L’évangile des Dix Lépreux s’inspire de ce
haut fait d'Elisée et met en relief le monde samaritain.
Relevons deux particularités du récit :
1)
C’est la première fois que, dans la Bible (en grec),
apparaît le verbe baptiser : « Naaman...
descendit dans le Jourdain et s’y baptisa sept fois. »

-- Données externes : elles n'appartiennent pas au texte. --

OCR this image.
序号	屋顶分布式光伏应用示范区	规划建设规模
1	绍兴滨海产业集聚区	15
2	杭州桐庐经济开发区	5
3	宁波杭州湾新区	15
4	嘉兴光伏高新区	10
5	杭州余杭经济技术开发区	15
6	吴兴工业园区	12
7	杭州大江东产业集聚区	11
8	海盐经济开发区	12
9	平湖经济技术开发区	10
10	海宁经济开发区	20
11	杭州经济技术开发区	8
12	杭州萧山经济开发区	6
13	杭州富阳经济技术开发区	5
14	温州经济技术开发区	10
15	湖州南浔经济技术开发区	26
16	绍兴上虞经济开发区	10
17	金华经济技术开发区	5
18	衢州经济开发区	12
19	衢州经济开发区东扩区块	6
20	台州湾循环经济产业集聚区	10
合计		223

On comprend que les Pères de l’Église aient lu
dans la purification de Naaman le symbole du baptême
chrétien, d’autant plus que la guérison de
l’officier se présente comme une renaissance : « Sa
chair redevint semblable à celle d’un petit enfant. »
2)
Dans l’Antiquité, un dieu est lié... au droit du
sol. Naaman doit donc emporter de la terre d'Israël (verset 17),
pour que le Dieu d’Israël ne soit pas dépaysé
en Syrie. Mais le liturgiste a eu peur de choquer. Il n'a pas osé
citer le verset 18 disant que Naaman est bien obligé par le
protocole de son roi païen continuer à honorer le dieu
syrien Rimmôn. Le prophète Elisée a les idées
larges et comprend la situation. Ce n’est plus toujours le cas
chez certains.
* Naaman et
le baptême. « Naaman
s’est plongé sept fois selon la Loi; mais toi, tu as été
baptisé au nom de la Trinité. Tu as confessé ta
foi au Père (...), tu as confessé ta foi au Fils, ta
foi en l’Esprit Saint. Retiens la succession de ces faits. Dans
cette foi, tu es mort au monde, tu es ressuscité pour Dieu; tu
as été comme enseveli dans cet élément du
monde (l’eau) ; mort au péché, tu es
ressuscité pour la vie éternelle. Crois donc que cette
eau n’est pas inutile » (Saint Ambroise de Milan,
339-397).
2 Timothée 2,
8-13 (
Être fidèles au Christ toujours fidèle)
L’auteur, anonyme, fait
parler Paul à la première personne. L’Apôtre,
à présent disparu, devient ainsi le modèle des
responsables chrétiens, personnifiés par Timothée.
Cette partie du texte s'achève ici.